Paging Jesus. Please call the office. What we've got here is a failure to communicate:
A Southern Baptist leader who is calling for Christians to avoid yoga and its spiritual attachments is getting plenty of pushback from enthusiasts who defend the ancient practice.
Southern Baptist Seminary President Albert Mohler says the stretching and meditative discipline derived from Eastern religions is not a Christian pathway to God.
Mohler argued in his online essay last month that Christians who practice yoga "must either deny the reality of what yoga represents or fail to see the contradictions between their Christian commitments and their embrace of yoga."
He said his view is "not an eccentric Christian position."
Other Christian leaders have said practicing yoga is incompatible with the teachings of Jesus. Pat Robertson has called the chanting and other spiritual components that go along with yoga "really spooky." California megachurch pastor John MacArthur called yoga a "false religion." Muslim clerics have banned Muslims from practicing yoga in Egypt, Malaysia and Indonesia, citing similar concerns.
I'm positive there are plenty of people who fully embrace the spiritual aspects of yoga.
But I'm just as positive there are more people (by far) who just like to stretch.
But no, you can't relax, stretch out, and get a little serenity and focus and still be a Christian if you use a method invented by brown people.
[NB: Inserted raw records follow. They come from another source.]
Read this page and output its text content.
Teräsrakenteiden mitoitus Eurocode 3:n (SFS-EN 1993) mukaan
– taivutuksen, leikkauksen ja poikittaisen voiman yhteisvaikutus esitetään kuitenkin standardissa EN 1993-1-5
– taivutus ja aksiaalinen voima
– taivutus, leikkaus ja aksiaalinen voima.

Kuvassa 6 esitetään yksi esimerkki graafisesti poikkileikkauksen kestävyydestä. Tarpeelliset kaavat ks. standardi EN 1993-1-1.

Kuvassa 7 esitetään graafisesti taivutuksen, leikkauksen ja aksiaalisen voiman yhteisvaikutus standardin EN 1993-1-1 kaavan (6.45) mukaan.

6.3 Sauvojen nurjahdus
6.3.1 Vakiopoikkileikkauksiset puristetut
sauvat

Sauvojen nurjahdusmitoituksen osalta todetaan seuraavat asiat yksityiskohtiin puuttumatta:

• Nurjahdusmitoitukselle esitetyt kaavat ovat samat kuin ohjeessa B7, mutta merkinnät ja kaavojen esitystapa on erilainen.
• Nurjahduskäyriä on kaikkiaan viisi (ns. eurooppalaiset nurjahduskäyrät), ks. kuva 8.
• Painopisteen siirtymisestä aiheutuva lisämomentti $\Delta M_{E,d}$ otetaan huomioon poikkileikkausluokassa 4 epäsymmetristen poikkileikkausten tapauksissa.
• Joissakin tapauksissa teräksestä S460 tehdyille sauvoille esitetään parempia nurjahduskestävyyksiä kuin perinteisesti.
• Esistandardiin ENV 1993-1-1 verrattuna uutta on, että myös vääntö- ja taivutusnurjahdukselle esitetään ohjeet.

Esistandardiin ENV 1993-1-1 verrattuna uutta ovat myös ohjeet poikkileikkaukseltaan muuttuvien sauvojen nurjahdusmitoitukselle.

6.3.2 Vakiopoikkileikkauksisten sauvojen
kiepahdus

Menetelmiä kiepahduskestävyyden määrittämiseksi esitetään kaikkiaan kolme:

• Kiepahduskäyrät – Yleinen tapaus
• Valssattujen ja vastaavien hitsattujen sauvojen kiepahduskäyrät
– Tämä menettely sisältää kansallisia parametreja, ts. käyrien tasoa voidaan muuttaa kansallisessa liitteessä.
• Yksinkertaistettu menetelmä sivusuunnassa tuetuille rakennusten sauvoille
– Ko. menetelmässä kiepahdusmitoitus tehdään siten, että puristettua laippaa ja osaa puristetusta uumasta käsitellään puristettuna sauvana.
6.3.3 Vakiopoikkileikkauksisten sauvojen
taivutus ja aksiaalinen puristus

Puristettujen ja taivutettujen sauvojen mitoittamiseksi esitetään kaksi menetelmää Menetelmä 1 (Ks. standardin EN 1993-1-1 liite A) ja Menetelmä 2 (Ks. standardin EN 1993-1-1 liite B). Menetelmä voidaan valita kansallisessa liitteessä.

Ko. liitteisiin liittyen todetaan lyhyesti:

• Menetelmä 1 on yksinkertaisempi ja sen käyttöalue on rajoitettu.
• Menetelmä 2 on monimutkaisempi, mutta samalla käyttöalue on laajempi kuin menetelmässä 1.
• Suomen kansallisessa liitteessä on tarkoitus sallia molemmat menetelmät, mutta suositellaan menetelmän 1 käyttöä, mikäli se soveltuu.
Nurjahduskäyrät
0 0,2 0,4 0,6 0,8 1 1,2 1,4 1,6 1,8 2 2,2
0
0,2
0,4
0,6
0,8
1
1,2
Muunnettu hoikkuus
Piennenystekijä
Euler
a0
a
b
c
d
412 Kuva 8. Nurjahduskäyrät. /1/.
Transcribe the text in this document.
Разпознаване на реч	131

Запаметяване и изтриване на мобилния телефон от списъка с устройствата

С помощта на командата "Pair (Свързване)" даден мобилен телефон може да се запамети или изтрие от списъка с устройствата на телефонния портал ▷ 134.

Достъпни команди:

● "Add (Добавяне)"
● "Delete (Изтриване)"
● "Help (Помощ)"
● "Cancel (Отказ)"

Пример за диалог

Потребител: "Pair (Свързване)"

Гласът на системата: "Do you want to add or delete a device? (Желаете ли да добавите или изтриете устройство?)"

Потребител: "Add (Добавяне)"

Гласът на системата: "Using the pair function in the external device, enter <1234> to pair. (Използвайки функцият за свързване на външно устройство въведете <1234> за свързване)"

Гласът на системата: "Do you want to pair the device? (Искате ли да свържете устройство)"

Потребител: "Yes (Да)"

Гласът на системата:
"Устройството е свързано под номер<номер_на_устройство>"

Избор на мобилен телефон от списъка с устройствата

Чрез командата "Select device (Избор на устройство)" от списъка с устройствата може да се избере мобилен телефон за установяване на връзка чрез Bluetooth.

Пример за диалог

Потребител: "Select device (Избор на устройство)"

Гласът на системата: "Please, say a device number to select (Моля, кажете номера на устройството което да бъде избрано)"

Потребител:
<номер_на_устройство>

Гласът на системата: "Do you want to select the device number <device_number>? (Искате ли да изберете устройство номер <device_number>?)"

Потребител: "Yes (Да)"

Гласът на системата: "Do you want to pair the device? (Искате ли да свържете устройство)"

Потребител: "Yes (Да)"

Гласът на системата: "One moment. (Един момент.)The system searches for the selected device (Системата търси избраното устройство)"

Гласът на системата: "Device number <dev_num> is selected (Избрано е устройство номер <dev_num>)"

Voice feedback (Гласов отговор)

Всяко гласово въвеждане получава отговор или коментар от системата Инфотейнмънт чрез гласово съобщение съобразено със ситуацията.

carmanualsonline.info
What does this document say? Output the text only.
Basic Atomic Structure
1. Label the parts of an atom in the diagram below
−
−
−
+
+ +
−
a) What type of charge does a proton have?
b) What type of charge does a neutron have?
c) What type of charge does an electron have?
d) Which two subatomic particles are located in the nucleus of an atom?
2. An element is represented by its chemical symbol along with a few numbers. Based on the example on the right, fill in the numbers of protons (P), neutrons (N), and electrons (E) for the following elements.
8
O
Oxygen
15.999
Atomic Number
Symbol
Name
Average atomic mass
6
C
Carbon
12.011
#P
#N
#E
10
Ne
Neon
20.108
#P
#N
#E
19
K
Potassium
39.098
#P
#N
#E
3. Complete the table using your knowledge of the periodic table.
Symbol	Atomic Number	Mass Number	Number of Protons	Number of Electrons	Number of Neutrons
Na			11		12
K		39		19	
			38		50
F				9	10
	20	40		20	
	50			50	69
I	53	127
If you want some exercise, do the kind approved by the very white and not at all brown Jesus himself. Extreme fighting!
"Hard punches!" he shouted from the sidelines of a martial arts event called Cage Assault. "Finish the fight! To the head! To the head!"
The young man was a member of a fight team at Xtreme Ministries, a small church near Nashville that doubles as a mixed martial arts academy. Mr. Renken, who founded the church and academy, doubles as the team’s coach. The school’s motto is "Where Feet, Fist and Faith Collide."
That didn't make you retch just a little bit? Well, do you wonder why churches would be turning to something as seeming incompatible with a religion of peace (Hello!) as this?
The goal, these pastors say, is to inject some machismo into their ministries — and into the image of Jesus — in the hope of making Christianity more appealing. "Compassion and love — we agree with all that stuff, too," said Brandon Beals, 37, the lead pastor at Canyon Creek Church outside of Seattle. "But what led me to find Christ was that Jesus was a fighter."
The outreach is part of a larger and more longstanding effort on the part of some ministers who fear that their churches have become too feminized, promoting kindness and compassion at the expense of strength and responsibility.
"The man should be the overall leader of the household," said Ryan Dobson, 39, a pastor and fan of mixed martial arts who is the son of James C. Dobson, the founder of Focus on the Family, a prominent evangelical group. "We’ve raised a generation of little boys."
Good to know.
I'm thinking there's maybe a ministry opportunity in pointing out that Jesus was a drinker, as well.
Of course, just to man it up a little, you should probably plan on smashing the bottle over someone's head when you're done. Maybe a yoga dude, praise God.